Note that this syntax was written for a sample that included non-twin full sibs and unrelated sibs reared together, meaning that twin-specific ('T') effects and the genetic resemblance of full sibs (`raa`) could be freely estimated. If you only have twins, you'll have to modify the syntax accordingly.
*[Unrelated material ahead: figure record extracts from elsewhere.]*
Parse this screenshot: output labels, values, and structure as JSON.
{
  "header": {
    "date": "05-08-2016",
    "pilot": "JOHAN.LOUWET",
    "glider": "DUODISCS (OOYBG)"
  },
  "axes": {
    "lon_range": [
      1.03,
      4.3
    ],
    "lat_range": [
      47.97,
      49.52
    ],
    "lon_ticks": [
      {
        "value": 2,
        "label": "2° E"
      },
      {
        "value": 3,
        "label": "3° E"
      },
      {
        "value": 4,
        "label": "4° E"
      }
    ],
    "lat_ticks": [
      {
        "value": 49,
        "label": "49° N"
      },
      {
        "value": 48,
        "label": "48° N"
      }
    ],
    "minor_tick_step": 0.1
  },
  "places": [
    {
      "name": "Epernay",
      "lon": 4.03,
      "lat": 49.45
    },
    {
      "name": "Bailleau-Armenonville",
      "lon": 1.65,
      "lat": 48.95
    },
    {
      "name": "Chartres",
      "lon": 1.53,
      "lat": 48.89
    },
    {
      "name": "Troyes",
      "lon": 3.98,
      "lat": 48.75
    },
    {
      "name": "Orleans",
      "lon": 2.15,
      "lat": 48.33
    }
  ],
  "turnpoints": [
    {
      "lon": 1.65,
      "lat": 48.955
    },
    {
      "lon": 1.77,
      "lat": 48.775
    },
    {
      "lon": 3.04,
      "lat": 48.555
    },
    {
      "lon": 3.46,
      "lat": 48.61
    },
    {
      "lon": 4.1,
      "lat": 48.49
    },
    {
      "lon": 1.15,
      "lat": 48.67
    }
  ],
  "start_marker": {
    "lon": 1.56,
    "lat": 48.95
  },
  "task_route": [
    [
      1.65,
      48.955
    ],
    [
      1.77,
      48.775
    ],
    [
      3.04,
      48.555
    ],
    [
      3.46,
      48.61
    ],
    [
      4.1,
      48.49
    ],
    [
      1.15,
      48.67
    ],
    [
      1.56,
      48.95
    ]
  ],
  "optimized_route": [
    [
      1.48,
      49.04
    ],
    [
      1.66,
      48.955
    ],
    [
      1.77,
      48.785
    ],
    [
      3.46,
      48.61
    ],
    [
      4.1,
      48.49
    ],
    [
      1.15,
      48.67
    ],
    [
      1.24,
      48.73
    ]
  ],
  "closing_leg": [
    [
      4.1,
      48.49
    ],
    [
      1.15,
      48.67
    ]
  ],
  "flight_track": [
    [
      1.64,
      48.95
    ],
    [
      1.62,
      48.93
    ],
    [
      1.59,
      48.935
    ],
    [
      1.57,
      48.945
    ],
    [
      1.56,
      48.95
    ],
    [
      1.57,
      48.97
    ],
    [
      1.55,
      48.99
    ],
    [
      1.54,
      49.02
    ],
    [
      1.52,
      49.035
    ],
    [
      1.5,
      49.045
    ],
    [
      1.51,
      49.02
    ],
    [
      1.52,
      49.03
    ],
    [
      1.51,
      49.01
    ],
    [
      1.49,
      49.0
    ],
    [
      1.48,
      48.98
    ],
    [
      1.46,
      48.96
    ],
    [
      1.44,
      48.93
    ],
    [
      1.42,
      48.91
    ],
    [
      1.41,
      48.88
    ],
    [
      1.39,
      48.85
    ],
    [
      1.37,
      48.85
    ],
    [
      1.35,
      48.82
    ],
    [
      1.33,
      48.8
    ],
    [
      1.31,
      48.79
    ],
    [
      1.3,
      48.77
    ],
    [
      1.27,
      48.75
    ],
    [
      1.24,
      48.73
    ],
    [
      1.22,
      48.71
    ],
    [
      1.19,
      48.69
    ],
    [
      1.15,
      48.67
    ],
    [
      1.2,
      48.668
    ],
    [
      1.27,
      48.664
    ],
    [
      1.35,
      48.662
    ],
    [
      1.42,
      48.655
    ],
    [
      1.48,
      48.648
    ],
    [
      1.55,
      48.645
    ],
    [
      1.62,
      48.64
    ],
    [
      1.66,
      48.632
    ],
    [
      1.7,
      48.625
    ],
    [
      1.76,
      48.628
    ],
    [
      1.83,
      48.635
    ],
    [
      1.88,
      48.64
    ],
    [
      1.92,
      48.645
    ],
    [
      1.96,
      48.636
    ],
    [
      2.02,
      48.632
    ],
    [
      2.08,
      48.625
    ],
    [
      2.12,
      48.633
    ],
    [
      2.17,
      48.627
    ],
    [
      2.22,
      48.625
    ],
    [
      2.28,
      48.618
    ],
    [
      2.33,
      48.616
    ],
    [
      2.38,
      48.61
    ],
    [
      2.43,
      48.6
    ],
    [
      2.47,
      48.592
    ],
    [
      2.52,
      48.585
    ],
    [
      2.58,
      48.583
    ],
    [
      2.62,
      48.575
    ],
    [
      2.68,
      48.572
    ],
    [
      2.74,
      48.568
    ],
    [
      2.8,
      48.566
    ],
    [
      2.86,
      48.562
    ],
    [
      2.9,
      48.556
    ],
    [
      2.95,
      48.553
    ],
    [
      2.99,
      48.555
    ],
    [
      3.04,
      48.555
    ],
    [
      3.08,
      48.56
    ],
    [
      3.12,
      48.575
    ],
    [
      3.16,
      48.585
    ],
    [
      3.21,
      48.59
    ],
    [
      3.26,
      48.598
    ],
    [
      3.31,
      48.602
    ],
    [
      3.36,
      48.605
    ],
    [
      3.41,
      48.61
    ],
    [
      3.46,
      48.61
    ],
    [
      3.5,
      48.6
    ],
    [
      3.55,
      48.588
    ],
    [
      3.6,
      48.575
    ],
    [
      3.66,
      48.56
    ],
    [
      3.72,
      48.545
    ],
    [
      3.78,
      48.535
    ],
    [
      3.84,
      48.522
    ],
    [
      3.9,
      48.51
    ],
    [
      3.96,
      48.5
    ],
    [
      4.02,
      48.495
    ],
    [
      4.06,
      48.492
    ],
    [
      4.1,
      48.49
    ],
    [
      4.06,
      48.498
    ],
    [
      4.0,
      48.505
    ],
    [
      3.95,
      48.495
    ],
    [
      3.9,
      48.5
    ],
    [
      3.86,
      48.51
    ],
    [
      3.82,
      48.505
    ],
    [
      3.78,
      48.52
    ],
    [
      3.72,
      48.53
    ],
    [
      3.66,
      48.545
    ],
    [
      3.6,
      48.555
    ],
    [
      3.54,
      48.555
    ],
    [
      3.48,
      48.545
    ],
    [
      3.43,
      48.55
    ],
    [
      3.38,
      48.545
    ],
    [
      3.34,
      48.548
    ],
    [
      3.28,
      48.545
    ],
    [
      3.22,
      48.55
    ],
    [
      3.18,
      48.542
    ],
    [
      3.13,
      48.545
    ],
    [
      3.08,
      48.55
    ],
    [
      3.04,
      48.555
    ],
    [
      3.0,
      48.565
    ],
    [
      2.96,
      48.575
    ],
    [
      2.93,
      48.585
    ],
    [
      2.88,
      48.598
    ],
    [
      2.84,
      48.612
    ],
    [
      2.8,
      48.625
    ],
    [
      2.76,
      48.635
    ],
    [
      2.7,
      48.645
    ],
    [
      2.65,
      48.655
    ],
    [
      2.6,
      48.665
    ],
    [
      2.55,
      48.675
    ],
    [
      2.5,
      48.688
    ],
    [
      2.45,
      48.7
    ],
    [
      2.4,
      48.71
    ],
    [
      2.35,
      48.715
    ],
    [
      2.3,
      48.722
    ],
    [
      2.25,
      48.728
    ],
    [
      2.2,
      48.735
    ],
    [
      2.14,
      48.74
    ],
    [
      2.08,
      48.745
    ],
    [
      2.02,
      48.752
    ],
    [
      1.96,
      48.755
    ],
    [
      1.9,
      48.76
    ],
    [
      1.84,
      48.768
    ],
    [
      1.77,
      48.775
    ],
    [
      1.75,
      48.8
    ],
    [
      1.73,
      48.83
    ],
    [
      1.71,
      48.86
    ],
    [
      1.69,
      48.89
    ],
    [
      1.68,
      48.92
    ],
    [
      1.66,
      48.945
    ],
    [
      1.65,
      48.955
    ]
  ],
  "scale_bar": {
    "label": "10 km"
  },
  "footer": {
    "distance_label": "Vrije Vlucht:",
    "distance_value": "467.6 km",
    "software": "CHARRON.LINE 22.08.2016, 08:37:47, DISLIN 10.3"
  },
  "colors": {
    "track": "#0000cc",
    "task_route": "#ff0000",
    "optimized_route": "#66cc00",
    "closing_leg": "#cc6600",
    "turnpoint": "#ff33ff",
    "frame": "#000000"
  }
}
Note also that this syntax was written for OpenMx v1.x; you'll probably want to replace the `*Objectives` with the appropriate `mxFitFunction*` and `mxExpectation*` objects.

Replied on Wed, 01/22/2020 - 10:45
No user picture. benruk Joined: 12/09/2019

Wow, thank you very much for your answer, which surely will help me a lot.